Canal Seine-Nord Europe : pour qui sonne le glas ? Nous le savons trop bien...
Le lobby nordiste a bien travaillé :
L’Etat et les collectivités s’engagent à cofinancer le canal Seine-Nord pour 2,2 milliards d’euros
Le Monde avec AFP Publié vendredi 4 octobre à 20h59
Chaque partie financera à hauteur de 1,1 milliard d’euros ce canal « à grand gabarit », qui doit relier la région parisienne au nord de l’Europe par voie fluviale.
L’Etat et les collectivités vont verser 2,2 milliards d’euros pour financer le projet du canal Seine-Nord, une liaison « à grand gabarit » devant relier la Seine au réseau fluvial de l’Europe du Nord. Le canal, long de 107 kilomètres entre Compiègne (Oise) et Aubencheul-au-Bac (Nord), doit faciliter le transport de marchandises entre les pays du Benelux et la région parisienne, et décharger l’autoroute 1 (A1). Son coût total est évalué à 5 milliards d’euros.
Dans nos archives : Le canal Seine-Nord, trente-cinq ans de débats et toujours pas un coup de pioche
Sur ce montant massif, « une contribution budgétaire de l’Etat de 1,1 milliard d’euros sera versée à la Société du canal Seine-Nord Europe par l’Agence de financement des infrastructures de transport (AFITF) », ont expliqué vendredi le ministre des comptes publics, Gérald Darmanin, et le secrétaire d’Etat aux transports, Jean-Baptiste Djebbari. Ce financement fera l’objet d’un amendement au projet de loi de finances (PLF) pour 2020.
Un financement européen de 2 milliards d’euros
L’apport de l’Etat sera complété par une contribution du même montant de la part des collectivités territoriales des Hauts-de-France, de l’Oise, du Pas-de-Calais, du Nord, de la Somme et de l’Ile-de-France.
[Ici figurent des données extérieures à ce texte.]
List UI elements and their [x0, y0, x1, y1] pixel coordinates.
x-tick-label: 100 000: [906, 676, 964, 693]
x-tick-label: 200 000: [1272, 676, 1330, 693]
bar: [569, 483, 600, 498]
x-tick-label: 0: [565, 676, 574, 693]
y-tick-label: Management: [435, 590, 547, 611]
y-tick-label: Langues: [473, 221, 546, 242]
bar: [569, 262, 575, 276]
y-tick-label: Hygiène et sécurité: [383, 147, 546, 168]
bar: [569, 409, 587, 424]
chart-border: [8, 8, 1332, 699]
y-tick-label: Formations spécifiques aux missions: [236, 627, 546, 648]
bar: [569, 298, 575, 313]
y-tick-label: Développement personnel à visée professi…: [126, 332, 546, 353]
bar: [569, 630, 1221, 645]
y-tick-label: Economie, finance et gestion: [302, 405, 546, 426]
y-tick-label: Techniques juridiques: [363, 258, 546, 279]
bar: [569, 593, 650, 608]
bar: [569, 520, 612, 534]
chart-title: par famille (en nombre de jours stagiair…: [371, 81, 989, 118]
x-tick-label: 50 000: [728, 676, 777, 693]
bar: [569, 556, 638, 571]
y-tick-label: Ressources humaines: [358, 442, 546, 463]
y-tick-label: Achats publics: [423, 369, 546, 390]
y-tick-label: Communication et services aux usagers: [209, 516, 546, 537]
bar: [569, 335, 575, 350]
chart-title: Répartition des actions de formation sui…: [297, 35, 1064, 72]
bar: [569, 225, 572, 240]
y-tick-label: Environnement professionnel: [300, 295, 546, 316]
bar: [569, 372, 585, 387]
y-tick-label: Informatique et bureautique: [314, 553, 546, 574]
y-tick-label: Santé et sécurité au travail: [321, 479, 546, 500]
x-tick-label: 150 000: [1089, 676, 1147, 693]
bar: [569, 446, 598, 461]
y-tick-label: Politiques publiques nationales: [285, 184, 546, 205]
L’Union européenne doit pour sa part apporter 2 milliards d’euros, « au titre du mécanisme pour l’interconnexion en Europe (MIE) », selon Bercy. Bruxelles s’était engagé à financer l’ouvrage « à hauteur de 50 % du montant des études et de 40 % du montant des travaux », selon le communiqué du gouvernement.
S’agissant du reste à financer – c’est-à-dire entre 700 millions et 900 millions d’euros, précise Bercy –, « l’Etat aidera à la mise en place de ressources à assiette locale pour financer la contribution d’équilibre, dont le montant sera garanti par les collectivités », ont ajouté les deux ministres.
Le projet d’origine, conçu comme un partenariat public-privé d’un montant évalué à 7 milliards d’euros, avait été abandonné et revu à la baisse à 5 milliards d’euros, avec un financement cette fois 100 % public. Mis de côté par le gouvernement à son arrivée aux affaires, en 2017, il a été relancé l’année d’après, sous la pression notamment du président de la région des Hauts-de-France, Xavier Bertrand.
Il y a 4 ans, voici quelle avait été la réaction d'un certain député de Seine-Maritime et maire du Havre devenu premier ministre depuis :
Seine-Nord : la fin des ambitions portuaires françaises ?
Edouard Philippe - Les Echos | Le 16/03/2015
https://www.lesechos.fr/2015/03/seine-nord-la-fin-des-ambitions-portuaires-francaises-1106128
L'économie mondiale dépend des flux internationaux, maritimes à 80 %, de biens matériels. Les activités et les emplois se créent le long de ces routes maritimes, autour des ports et des voies qui les desservent.
Capter une part de ces flux est donc un objectif essentiel d'aménagement du territoire et un impératif de politique industrielle et de relocalisation des activités productives. Ce doit être une ambition non seulement des territoires portuaires, mais du pays entier.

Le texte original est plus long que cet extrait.